PC-NPC-PC triangles – are faction moves a problem here?
I’m starting a new game soon and I wanted to put extra attention on creating the relationship triangles, but each time I think of asking another player “So what is your story with this NPC?” after someone introduced a new NPC, I see that Put a Face to a Name move is a road block here because Put a Face to a Name is designed to create relationship between PC and NPC.
I see few ways of somehow working with it:
1. For NPCs created as a part of session 0 and character introduction, discuss each PC relation to said NPCs, this will also mean that all PCs will never roll Put a Face to a Name with those established NPCs, as such those NPCs will never get or owe initial debt to the PCs. – so we kind of rob NPCs and PCs of some XP and some possible debts.

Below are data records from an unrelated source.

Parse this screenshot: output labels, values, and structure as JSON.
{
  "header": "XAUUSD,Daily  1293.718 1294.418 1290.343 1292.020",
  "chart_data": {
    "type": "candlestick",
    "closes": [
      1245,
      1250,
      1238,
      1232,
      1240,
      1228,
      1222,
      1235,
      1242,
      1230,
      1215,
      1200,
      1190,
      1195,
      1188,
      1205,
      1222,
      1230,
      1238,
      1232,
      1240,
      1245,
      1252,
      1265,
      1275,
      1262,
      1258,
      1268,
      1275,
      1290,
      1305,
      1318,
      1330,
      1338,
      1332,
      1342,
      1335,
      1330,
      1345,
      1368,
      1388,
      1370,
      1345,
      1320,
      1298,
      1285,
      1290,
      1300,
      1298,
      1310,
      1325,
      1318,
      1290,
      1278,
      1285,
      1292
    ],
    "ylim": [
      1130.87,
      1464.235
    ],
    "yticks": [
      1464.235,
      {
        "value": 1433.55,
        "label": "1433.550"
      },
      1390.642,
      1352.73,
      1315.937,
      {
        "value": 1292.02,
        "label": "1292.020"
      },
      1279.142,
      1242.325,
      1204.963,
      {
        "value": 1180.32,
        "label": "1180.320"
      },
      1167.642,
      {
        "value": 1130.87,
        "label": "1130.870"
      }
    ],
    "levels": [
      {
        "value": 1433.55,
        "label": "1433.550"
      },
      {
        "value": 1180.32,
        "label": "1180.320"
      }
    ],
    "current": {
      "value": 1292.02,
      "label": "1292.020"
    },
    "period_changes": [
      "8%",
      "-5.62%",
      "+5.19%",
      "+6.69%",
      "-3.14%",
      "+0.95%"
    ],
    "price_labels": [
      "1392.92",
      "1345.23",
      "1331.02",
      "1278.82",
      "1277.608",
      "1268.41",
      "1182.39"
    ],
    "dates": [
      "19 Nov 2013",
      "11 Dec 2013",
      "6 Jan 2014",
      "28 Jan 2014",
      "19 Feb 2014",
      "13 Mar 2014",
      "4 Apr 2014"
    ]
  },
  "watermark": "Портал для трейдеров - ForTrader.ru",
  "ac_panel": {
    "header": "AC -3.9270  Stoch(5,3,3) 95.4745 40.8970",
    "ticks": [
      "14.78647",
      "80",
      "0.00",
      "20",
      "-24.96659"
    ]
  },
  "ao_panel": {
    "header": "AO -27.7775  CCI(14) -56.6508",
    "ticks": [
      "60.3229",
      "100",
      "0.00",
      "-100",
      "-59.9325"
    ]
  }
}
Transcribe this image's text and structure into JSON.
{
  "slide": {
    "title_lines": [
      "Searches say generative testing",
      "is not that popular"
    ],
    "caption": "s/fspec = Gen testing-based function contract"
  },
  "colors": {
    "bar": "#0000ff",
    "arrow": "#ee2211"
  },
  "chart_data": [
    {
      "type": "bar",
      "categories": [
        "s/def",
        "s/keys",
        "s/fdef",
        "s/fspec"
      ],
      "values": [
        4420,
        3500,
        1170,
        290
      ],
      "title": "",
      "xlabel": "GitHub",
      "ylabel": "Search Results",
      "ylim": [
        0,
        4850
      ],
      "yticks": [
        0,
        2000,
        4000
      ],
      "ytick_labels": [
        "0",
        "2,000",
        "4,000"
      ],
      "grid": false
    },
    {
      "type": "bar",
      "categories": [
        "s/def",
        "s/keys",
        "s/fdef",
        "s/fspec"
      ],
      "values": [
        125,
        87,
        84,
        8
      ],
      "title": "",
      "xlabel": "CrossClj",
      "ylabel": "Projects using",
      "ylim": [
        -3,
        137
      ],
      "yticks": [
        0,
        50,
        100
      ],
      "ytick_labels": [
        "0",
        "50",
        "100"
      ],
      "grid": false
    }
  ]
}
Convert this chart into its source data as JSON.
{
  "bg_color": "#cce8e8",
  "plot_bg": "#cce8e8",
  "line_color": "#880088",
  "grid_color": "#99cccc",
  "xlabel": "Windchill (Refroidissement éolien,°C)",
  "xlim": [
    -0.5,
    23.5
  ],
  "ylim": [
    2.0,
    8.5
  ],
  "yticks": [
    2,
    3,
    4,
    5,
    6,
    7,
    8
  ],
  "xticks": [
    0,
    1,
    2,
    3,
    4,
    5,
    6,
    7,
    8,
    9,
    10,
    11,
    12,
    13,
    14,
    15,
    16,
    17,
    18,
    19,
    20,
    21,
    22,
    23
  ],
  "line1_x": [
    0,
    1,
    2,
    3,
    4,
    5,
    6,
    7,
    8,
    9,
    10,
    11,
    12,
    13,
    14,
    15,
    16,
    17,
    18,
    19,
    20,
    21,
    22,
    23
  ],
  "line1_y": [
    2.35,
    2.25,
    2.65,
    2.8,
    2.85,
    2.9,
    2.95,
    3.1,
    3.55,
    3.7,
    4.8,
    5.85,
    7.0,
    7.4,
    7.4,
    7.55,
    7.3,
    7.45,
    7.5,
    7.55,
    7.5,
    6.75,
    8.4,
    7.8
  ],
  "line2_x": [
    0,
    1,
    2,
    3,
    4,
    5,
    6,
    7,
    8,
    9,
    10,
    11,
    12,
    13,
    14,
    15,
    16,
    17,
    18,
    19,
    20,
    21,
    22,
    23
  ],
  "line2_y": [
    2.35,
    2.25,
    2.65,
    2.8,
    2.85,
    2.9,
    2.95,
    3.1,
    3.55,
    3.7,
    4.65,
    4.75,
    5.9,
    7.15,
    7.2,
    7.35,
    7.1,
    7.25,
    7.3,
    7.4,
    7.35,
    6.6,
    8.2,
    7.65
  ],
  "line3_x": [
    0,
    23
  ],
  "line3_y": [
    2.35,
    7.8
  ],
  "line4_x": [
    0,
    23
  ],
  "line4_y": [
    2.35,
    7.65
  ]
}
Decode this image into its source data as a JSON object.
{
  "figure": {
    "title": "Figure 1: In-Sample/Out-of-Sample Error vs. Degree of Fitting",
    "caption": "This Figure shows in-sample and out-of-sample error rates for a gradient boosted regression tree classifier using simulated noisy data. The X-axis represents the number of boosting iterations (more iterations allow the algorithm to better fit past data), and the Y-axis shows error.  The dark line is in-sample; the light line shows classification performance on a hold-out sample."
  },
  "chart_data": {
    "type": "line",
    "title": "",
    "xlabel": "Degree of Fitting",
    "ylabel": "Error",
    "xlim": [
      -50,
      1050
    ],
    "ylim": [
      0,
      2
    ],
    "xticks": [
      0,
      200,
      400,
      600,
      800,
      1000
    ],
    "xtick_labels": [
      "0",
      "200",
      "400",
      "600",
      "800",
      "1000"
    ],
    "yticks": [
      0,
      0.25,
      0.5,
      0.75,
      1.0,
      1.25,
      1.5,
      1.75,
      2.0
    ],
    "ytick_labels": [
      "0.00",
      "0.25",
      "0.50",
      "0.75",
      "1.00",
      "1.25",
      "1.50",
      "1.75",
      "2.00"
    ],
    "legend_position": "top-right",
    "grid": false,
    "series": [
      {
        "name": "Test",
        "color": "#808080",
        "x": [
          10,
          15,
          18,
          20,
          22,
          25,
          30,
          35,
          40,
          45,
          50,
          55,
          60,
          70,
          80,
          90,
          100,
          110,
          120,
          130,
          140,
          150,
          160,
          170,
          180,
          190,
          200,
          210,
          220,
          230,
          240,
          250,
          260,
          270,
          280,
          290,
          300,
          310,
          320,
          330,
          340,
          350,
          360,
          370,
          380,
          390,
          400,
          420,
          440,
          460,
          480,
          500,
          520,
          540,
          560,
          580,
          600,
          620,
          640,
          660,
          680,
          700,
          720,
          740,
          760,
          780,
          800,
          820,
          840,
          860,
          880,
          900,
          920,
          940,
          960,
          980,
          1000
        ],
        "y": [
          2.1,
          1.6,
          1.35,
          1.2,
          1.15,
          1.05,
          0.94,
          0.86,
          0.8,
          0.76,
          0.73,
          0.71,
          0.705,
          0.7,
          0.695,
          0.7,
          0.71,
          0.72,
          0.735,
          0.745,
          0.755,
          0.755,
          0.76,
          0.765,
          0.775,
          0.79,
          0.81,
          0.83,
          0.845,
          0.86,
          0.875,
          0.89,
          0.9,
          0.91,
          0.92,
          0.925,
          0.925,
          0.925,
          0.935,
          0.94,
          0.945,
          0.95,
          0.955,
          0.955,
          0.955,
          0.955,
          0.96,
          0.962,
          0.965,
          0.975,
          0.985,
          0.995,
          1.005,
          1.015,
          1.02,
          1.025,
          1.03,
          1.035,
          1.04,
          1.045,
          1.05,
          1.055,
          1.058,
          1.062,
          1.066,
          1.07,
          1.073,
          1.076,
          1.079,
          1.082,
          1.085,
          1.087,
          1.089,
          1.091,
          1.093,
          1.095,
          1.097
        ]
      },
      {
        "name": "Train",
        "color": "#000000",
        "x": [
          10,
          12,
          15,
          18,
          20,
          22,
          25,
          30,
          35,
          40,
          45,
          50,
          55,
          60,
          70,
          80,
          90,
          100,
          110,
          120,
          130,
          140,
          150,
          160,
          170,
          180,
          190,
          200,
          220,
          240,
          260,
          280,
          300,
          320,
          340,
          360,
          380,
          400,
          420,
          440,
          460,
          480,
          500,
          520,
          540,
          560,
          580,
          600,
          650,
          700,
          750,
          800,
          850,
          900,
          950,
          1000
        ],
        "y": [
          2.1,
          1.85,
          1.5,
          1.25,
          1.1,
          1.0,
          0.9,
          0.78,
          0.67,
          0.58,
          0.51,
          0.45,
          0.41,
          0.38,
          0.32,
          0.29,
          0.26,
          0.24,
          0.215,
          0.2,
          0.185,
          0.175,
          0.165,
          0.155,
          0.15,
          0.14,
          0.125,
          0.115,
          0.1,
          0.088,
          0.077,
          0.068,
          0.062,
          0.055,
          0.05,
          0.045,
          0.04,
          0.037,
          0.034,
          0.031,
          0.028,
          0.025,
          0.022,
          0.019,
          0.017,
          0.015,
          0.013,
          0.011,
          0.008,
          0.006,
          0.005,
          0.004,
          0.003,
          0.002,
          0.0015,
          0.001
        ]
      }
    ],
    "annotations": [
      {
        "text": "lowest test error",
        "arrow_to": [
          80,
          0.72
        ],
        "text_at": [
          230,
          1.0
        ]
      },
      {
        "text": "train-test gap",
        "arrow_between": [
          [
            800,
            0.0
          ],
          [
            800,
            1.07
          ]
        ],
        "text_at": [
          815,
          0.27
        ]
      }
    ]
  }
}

2. Do as above but for every NPC established during setup everyone rolls Put a Face to a Name but without marking XP? So that we will have dice set up initial disposition and possible will be more debts moving around.
3. Play as normal, but after every Put a Face to a Name ask additional question – so what do you think of this NPC? This will result is a delayed creation of triangles.
How do you create PC-NPC-PC triangles in your US games?
Do you have some special way of doing it?
In the game I’m running at the moment: the NPCs created in character creation were created with pre-existing relationships to one character. When the other PCs bump into them in play, they can still Put a Name to a Face. So the moment of NPC triangle development happens in play rather than at character creation.
The session start move is a great way of entangling players with NPCs and creating these triangles as it most often creates debts with different factions, so you can apply those debts to existing NPCs where it makes sense. The very first session start move is really an extension of character creation, of asking these initial questions.
When Player A creates a new NPC when hitting the streets, if you’re asking Player B about that NPC, I think you’re taking away focus and spotlight time from Player A.
Player B shouldn’t get a say in these actions until Player B is actually involved.
Aaron Griffin Your comment seems to be about spotlight management rather than forming triangles of relationships, or have I missed the point?
You said:
but each time I think of asking another player “So what is your story with this NPC?” after someone introduced a new NPC
and I latched onto that. I don’t think you should be doing that. You’re FORCING triangles and taking away the spotlight from the characters, by bringing in a secondary character.
Let others Put A Face to A Name if they wish, and let the triangles occur naturally.